Conforme GZH, um dos alvos é Marcelo Caumo. Ele foi prefeito do município entre 2017 e 2024 e é o atual secretário de Desenvolvimento Urbano e Metropolitano do governo do Rio Grande do Sul.

Os investigados poderão responder pelos crimes de desvio de verbas públicas, crimes em licitações e contratos administrativos, bem como por lavagem de capitais.

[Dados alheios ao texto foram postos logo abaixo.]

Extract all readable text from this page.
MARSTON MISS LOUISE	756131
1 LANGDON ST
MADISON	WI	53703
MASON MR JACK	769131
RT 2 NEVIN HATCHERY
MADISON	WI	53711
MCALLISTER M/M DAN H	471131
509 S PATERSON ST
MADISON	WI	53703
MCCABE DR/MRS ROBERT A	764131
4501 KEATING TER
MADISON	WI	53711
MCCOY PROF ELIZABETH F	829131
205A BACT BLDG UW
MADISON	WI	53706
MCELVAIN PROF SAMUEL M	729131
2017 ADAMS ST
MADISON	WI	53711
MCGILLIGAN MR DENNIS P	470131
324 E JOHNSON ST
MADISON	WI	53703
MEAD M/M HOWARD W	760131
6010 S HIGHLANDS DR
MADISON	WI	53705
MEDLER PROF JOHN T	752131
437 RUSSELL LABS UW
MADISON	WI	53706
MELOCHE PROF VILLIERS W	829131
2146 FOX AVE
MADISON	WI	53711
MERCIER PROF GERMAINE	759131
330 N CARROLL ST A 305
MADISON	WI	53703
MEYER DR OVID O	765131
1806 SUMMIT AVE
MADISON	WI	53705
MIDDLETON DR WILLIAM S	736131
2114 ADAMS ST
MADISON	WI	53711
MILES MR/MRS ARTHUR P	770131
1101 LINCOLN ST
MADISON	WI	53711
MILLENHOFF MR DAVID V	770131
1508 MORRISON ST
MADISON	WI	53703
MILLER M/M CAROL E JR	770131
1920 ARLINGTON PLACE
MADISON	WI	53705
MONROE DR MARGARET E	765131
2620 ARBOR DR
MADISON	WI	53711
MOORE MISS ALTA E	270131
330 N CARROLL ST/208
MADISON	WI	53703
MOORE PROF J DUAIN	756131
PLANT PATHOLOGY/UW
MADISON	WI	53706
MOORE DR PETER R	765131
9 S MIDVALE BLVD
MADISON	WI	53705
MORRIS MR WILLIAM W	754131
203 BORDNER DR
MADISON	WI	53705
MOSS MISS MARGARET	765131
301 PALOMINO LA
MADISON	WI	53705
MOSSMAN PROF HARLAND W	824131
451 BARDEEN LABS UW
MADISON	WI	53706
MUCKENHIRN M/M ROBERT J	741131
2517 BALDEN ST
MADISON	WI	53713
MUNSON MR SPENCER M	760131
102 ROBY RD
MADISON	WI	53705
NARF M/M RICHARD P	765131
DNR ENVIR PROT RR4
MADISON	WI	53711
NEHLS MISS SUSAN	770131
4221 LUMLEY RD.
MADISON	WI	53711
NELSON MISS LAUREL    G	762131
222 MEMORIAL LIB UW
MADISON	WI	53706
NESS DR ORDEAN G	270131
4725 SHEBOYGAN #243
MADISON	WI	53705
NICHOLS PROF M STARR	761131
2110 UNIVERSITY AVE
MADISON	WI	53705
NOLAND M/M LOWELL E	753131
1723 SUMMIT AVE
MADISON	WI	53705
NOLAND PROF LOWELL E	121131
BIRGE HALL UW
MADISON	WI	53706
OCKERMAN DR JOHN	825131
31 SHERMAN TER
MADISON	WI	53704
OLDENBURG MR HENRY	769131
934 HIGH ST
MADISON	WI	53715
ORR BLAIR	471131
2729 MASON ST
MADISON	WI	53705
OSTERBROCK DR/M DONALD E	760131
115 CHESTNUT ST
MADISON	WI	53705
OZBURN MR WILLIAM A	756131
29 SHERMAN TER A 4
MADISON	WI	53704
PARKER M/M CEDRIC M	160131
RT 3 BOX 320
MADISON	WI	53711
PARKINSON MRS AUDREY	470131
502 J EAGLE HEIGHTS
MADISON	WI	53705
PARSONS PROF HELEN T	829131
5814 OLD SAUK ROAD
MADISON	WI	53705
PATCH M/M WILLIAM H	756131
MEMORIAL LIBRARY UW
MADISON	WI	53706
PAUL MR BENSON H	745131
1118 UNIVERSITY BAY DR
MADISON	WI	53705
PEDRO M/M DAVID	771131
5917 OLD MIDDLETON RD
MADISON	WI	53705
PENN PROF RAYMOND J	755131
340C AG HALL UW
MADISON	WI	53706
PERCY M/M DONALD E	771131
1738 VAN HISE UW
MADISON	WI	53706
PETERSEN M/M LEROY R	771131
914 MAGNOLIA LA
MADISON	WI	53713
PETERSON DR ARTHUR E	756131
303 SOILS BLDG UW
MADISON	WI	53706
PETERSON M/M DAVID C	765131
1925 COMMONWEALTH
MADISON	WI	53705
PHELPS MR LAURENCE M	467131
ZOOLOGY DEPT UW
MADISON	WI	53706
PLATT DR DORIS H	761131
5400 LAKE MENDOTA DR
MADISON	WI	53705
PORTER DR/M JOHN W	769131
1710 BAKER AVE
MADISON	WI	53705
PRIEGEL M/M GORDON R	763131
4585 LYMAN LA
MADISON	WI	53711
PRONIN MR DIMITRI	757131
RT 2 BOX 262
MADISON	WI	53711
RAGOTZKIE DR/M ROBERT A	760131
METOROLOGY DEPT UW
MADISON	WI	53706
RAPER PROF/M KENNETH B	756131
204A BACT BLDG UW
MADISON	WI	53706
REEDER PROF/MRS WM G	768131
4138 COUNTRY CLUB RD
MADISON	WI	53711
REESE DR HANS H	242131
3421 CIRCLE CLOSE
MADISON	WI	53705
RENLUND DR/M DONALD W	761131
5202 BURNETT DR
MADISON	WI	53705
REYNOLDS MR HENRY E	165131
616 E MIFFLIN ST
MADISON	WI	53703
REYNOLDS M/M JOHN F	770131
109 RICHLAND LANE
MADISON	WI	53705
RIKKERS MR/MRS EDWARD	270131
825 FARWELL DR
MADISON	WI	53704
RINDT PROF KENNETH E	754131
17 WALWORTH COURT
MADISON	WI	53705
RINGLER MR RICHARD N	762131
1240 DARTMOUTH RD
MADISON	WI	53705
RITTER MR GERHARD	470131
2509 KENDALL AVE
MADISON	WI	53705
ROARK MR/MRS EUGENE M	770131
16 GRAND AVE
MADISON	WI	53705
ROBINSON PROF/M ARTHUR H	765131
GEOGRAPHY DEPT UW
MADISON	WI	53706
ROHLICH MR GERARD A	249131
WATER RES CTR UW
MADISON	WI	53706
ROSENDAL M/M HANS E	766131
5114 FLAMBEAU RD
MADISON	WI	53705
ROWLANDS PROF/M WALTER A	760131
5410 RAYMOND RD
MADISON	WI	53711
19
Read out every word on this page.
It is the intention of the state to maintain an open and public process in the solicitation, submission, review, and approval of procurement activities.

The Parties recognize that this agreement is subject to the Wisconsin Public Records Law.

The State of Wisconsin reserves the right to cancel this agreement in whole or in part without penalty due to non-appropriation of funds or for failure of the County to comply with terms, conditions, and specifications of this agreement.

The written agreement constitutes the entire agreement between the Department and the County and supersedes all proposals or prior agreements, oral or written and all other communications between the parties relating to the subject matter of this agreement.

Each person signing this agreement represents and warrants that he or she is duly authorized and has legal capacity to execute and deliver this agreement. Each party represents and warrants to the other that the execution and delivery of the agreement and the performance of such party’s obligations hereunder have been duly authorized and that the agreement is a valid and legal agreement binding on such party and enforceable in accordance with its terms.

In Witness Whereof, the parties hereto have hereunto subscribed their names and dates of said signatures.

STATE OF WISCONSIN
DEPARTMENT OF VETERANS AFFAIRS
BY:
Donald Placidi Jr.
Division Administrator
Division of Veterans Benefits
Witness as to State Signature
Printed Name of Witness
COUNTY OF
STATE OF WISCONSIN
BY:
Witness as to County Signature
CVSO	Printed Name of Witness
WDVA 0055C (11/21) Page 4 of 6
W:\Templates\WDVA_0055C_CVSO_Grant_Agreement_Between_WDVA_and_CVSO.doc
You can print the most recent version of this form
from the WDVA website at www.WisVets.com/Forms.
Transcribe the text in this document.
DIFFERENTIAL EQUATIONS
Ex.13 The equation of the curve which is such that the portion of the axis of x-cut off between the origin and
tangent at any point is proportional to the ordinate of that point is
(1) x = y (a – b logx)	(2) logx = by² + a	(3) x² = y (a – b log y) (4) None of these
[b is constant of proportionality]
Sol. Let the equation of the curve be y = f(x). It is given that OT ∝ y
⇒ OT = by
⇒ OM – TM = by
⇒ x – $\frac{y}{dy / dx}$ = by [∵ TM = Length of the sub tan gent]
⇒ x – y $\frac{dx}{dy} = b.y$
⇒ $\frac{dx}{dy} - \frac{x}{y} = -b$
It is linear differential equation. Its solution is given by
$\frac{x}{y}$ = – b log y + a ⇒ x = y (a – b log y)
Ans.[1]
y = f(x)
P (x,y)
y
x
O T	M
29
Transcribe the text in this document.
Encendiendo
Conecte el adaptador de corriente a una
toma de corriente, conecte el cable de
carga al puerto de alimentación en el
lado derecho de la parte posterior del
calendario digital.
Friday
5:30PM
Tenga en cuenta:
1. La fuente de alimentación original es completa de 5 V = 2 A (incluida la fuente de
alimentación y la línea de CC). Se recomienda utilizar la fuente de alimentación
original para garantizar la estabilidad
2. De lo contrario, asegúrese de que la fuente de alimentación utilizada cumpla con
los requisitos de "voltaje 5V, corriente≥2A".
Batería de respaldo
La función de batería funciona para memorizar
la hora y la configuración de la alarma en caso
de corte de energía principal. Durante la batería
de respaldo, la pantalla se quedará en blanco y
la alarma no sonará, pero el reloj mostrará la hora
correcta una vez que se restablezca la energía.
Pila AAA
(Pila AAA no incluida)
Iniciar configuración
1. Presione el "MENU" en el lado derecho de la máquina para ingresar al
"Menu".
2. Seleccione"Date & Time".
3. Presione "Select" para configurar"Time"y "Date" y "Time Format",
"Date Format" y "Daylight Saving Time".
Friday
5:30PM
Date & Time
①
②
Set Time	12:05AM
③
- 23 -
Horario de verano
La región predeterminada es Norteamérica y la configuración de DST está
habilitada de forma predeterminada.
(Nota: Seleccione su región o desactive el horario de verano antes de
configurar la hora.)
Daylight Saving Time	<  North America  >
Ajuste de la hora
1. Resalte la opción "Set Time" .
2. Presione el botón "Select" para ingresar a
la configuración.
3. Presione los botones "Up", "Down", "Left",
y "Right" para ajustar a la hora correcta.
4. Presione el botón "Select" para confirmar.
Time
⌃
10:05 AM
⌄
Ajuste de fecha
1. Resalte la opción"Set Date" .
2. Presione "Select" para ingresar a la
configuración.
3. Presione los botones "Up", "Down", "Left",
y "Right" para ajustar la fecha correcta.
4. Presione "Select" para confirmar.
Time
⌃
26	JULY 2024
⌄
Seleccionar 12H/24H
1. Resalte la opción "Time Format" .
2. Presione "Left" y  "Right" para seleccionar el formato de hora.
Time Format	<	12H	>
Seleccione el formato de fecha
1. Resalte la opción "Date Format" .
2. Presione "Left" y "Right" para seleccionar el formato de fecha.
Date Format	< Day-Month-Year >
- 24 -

A PF cumpriu 35 mandados de busca e apreensão, expedidos pelo Tribunal Regional Federal da 4ª Região, além do sequestro de 10 veículos e do bloqueio de ativos de quase R$ 4,5 milhões. As buscas aconteceram nos municípios de Lajeado, Muçum, Encantado, Garibaldi, Guaporé, Carlos Barbosa, São Leopoldo, Novo Hamburgo e Porto Alegre.

Investigação

No decorrer do inquérito policial, a investigação verificou irregularidades em procedimento licitatório realizado pela Prefeitura Municipal de Lajeado para contratação de empresa. O contrato previa prestação de serviços terceirizados de psicólogo, assistente social, educador social, auxiliar administrativo e motorista.

A dispensa da licitação ocorreu com a justificativa do estado de calamidade pública declarado pelo Município em 2024. Há indícios de que a contratação direta da empresa investigada tenha ocorrido sem observância da proposta mais vantajosa e os valores contratados estariam acima do valor de mercado.

O valor total dos dois contratos, inicialmente levantados no curso do inquérito policial, somam aproximadamente R$ 120 milhões.